We continue our series on…
The A- Z of the Christian Faith
A for All Saints
We say each week in the Creed that “We believe in the communion of Saints.” I wonder if we ever think what this means? Once a year, on All Saints Day (1st November) we have a special celebration of all the saints, known and unknown, in heaven and on earth. But if we are unaware of the Saints the rest of the time a dimension is lost in our Christian lives. If we believe that “neither life nor death… can separate us from the love of God in Christ Jesus” then we can have a real sense of ‘communion’ with people from all lands, all times, and all traditions: they are indeed our brothers and sisters in Christ.

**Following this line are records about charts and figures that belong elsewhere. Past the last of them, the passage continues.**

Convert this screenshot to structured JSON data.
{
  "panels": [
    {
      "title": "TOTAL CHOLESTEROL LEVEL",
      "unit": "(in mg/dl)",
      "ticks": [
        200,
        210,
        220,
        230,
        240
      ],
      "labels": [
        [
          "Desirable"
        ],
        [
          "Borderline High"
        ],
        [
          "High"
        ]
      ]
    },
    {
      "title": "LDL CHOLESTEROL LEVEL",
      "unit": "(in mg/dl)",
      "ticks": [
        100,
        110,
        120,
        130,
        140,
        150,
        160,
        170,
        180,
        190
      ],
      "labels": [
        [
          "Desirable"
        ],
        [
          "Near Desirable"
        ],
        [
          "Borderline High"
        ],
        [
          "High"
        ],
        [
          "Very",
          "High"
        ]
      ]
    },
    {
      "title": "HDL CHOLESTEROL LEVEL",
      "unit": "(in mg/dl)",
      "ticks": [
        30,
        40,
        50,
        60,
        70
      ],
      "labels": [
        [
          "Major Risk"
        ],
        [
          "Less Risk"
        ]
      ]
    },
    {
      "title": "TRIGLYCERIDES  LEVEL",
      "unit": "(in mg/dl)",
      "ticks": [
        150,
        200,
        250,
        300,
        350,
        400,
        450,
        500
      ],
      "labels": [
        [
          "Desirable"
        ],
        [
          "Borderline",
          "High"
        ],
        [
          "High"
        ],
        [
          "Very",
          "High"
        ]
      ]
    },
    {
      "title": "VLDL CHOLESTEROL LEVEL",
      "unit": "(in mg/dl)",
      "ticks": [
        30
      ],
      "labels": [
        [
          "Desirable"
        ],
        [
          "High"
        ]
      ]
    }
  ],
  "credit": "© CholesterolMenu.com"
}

We belong to a church which takes a ‘middle way’ with regard to the Saints. While not ignoring them as many Protestant Churches do, we do not give them the central position that they have in the Catholic Church. Many Anglicans would find it against their beliefs to pray to the saints, as we pray to God in Christ Jesus. But if we believe they are in heaven, and we have fellowship with them, we can ask them to pray for us, just as we ask each other.
A belief in communion with all the Saints can stop us from being too parochial, too narrow. The saints are international – from every culture and country upon the earth – Asia and Africa and America; all places have produced holy men and women who have been shining lights either to their own people, or to those of many countries. St. Peter was a first century Jew in Palestine and a fisherman. St. Francis was a rich young Italian living in the 12th and 13th centuries. St. Augustine was a great writer, teacher and bishop from North Africa.
The saints are ecumenical –divisions belong to the earthly church, but unity and holiness to heaven. We sing hymns written by Catholics, Methodists, and Presbyterians. We use prayers written by people from different parts of the Church of God: yet because we sing them, we make them Anglican. Saints spring up in all the Churches, and have always done so.
And lastly, the saints are beyond time – or put another way they are for all times. Our earthly lives are short. WE see only a fraction of history – perhaps 70 or 80 years. But we can relate to, and learn from, people who lived centuries ago – through their life stories, their writings, art or music, or through religious orders or works of charity they began. All wisdom does not belong to the 20th/21st centuries. There is a rich treasure house in the past as well as the present.
So think about the great company of saints as your fellow Christians, for that is what they are. Perhaps you could have a word with them sometimes?